Background: Lithium has been used as the corner stone treatment for Bipolar Affective Disorder, depression and mania over the past 40 years1. It remains today as the first choice maintenance treatment for these conditions. However, research on long term lithium use and renal function has yielded mixed results with evidence suggesting it worsens kidney function over time and other findings indicating there is no relationship. In light of such conflicting results this study aimed to investigate the trajectory of Estimated Glomerular Filtration Rate (eGFR) over time in patients treated with lithium therapy2,3,4.
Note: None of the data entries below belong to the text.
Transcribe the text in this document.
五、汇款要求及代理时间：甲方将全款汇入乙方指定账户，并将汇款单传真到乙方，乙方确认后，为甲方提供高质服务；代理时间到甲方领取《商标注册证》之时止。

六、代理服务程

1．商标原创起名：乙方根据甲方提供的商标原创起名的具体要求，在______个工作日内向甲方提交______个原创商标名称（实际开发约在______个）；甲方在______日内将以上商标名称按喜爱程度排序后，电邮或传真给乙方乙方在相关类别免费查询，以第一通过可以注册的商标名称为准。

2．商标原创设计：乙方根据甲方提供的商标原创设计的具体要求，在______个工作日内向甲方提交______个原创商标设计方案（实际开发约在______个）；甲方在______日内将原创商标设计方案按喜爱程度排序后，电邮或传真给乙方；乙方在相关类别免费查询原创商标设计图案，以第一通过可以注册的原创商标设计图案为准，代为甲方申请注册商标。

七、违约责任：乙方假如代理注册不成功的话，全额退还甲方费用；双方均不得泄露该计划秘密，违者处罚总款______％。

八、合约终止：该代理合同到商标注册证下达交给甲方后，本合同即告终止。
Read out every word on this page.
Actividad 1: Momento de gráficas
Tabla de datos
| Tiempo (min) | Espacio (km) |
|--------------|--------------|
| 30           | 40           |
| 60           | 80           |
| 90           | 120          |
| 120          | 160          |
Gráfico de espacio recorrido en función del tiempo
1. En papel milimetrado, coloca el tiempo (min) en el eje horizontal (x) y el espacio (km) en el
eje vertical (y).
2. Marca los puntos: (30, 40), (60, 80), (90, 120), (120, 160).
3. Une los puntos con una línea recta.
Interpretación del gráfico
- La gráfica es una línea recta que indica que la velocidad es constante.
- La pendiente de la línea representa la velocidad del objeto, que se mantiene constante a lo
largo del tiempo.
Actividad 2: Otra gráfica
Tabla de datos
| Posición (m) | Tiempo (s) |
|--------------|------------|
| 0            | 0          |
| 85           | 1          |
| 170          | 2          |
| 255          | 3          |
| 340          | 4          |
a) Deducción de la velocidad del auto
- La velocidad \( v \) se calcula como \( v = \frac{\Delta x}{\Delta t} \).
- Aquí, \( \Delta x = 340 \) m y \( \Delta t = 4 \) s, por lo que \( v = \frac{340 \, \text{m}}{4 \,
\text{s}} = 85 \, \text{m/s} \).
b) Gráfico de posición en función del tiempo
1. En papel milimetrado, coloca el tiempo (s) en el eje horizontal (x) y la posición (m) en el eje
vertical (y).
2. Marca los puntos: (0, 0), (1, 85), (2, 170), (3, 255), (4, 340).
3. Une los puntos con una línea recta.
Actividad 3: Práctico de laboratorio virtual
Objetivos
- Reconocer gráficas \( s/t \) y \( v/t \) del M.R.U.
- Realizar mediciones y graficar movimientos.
Methods: This longitudinal cohort-based linkage study examined 381 patients on lithium therapy. The cohort was identified as patients having being first dispensed lithium by a major NSW Local Health District (LHD) spanning regional and rural areas from 2005 – 2015. Data obtained from the LHD was linked with pathology test results from Southern IML, a community pathology provider for the LHD. eGFR levels were assessed at each patients first reported dispensing of lithium date (baseline) and then at yearly increments for up to 10 years. The closest eGFR value within a month (30 days) of each timepoint was used for analysis. If patients had fewer than 2 time-points of eGFR data they were excluded from analysis.
Results: An unconditional linear growth model with random slopes and intercepts was used to examine the trajectory of eGFR over
time. The model consisted of 202 patients and assumed an unstructured covariance structure. The effect of time on eGFR was found to be nonsignificant (ß = 0.07; 95% CI = -0.53 – 0.66; p = 0.807). Additionally, the intraclass correlation coefficient suggested that ~ 75% of the variability of eGFR result is explained between patients.
Conclusions: Despite the uncertainty surrounding the prolonged use of lithium and its adverse effects on renal function this study found no significant change in eGFR trajectories over time for patients on lithium treatment.